Je ne crois pas que la chaine Fox News fasse la pluie et le beau temps aux Etats-Unis, c’est trop réducteur.
A OLEGNA Demandez aux kurdes s’ils ne préfèrent pas un mensonge qui a permis de les délivrer, eux qui ont été gazée en masse. Tout à fait d’accord, on aurait jamais du traiter avec cet assassin de Saddam sous aucun prétexte, c’est le côté odieux du Machiavélisme.
J’espère que vous ne souhaitez pas que les Talibans gagnent, attention à l’anti-américanisme qui gagne beaucoup d’esprits. Les Etats-Unis sont aussi une grande nation par le fondement de ses principes, sa constitution est une des meilleures au monde. Ils sont les garants du monde libre.

Hervé

Écrit par : hervé | 29/01/2009

"Un président se fait réélir à son second mandat haut la main, conclusion : ce n’est pas une preuve"
Pas une preuve de son intelligence en tous cas, ce qui me semblait être votre propos.
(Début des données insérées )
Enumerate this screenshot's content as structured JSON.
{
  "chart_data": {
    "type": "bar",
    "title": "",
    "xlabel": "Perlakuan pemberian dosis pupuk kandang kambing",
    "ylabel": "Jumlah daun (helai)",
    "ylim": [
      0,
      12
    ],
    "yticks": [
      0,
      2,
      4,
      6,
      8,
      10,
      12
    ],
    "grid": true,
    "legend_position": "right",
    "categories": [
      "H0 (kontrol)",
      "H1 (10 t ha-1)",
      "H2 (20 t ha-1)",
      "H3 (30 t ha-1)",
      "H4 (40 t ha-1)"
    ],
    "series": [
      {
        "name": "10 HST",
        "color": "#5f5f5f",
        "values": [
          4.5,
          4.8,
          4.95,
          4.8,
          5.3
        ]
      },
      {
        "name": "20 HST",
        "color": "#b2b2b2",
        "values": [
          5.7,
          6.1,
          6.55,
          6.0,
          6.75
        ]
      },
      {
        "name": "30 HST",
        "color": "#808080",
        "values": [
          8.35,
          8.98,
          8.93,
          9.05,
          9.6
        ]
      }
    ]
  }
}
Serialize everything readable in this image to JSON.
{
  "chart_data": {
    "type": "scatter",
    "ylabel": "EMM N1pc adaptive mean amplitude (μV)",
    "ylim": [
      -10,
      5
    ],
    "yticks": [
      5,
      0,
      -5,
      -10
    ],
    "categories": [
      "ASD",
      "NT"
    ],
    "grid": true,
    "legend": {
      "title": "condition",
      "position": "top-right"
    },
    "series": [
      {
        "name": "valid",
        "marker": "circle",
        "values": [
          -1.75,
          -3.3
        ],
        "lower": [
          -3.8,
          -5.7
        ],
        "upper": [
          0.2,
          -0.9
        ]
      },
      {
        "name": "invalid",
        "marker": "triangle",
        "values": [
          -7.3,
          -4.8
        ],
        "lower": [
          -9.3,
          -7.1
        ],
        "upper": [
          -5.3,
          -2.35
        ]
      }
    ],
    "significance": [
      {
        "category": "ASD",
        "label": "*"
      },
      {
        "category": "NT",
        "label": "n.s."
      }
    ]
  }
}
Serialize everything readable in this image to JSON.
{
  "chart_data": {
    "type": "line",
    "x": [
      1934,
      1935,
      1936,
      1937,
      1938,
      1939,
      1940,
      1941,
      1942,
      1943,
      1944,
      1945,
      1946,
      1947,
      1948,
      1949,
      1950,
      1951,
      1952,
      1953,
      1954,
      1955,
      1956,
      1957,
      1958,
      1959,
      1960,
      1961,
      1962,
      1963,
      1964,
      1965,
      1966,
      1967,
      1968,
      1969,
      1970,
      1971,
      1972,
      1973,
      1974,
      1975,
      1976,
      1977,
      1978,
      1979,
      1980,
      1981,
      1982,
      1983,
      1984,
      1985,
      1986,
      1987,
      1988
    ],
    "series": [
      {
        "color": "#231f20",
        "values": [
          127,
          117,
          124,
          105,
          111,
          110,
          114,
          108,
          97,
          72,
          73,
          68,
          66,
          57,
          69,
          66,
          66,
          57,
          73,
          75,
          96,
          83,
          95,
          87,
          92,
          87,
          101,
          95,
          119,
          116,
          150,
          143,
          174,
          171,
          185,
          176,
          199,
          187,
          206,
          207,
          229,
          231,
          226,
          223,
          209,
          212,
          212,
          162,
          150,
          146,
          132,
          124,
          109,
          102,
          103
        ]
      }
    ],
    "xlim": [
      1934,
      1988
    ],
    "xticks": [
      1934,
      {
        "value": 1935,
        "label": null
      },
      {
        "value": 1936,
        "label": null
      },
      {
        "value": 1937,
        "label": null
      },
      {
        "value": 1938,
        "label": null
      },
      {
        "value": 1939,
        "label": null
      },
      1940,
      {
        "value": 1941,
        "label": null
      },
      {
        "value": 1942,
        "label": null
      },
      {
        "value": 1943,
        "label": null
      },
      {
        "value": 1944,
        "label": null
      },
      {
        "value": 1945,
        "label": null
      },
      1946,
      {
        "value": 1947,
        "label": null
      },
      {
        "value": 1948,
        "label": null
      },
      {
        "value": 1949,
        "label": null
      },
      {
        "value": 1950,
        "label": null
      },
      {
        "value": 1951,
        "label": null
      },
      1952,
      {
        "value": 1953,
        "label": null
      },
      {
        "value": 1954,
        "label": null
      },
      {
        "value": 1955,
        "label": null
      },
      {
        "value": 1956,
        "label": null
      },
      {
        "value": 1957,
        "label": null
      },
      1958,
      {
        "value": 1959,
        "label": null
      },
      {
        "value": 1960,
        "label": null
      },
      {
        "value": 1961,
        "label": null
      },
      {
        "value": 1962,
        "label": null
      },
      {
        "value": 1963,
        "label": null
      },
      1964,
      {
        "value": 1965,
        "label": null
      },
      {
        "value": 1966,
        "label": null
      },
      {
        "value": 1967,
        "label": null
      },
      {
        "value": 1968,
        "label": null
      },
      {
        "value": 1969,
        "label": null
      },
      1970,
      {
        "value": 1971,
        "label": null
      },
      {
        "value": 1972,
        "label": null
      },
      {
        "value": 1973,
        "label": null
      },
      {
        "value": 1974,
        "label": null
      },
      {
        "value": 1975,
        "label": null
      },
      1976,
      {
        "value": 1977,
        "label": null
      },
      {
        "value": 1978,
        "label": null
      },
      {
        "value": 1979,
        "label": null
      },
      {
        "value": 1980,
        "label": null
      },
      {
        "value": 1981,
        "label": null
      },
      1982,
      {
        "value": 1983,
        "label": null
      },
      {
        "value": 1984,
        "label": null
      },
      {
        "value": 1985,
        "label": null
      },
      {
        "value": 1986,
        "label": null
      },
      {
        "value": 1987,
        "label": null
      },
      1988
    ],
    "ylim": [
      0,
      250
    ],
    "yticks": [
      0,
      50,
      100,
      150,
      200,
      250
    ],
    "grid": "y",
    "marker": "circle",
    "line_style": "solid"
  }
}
"En ce qui concernent les grandes nations excusez moi c’est une réalité, il y en à des grandes et des petites, c’est ainsi, point d’égalité en ce bas monde."

Je vous reprenais seulement sur le fait qu'une "grande nation", selon vous, ne pouvait, de facto, qu'avoir raison ou faire les bons choix...

Je ne souhaite aucunement le retour des Talibans qui ont déjà fait beaucoup de mal, mais constate amèrement, que les actions américaines en particulier et occidentales en général ne font que les renforcer!

Je me réjouis que les E-U reviennent à plus de respect de leur propre constitution qui contient beaucoup de bonnes valeurs malheureusement mises à mal ces dernières années.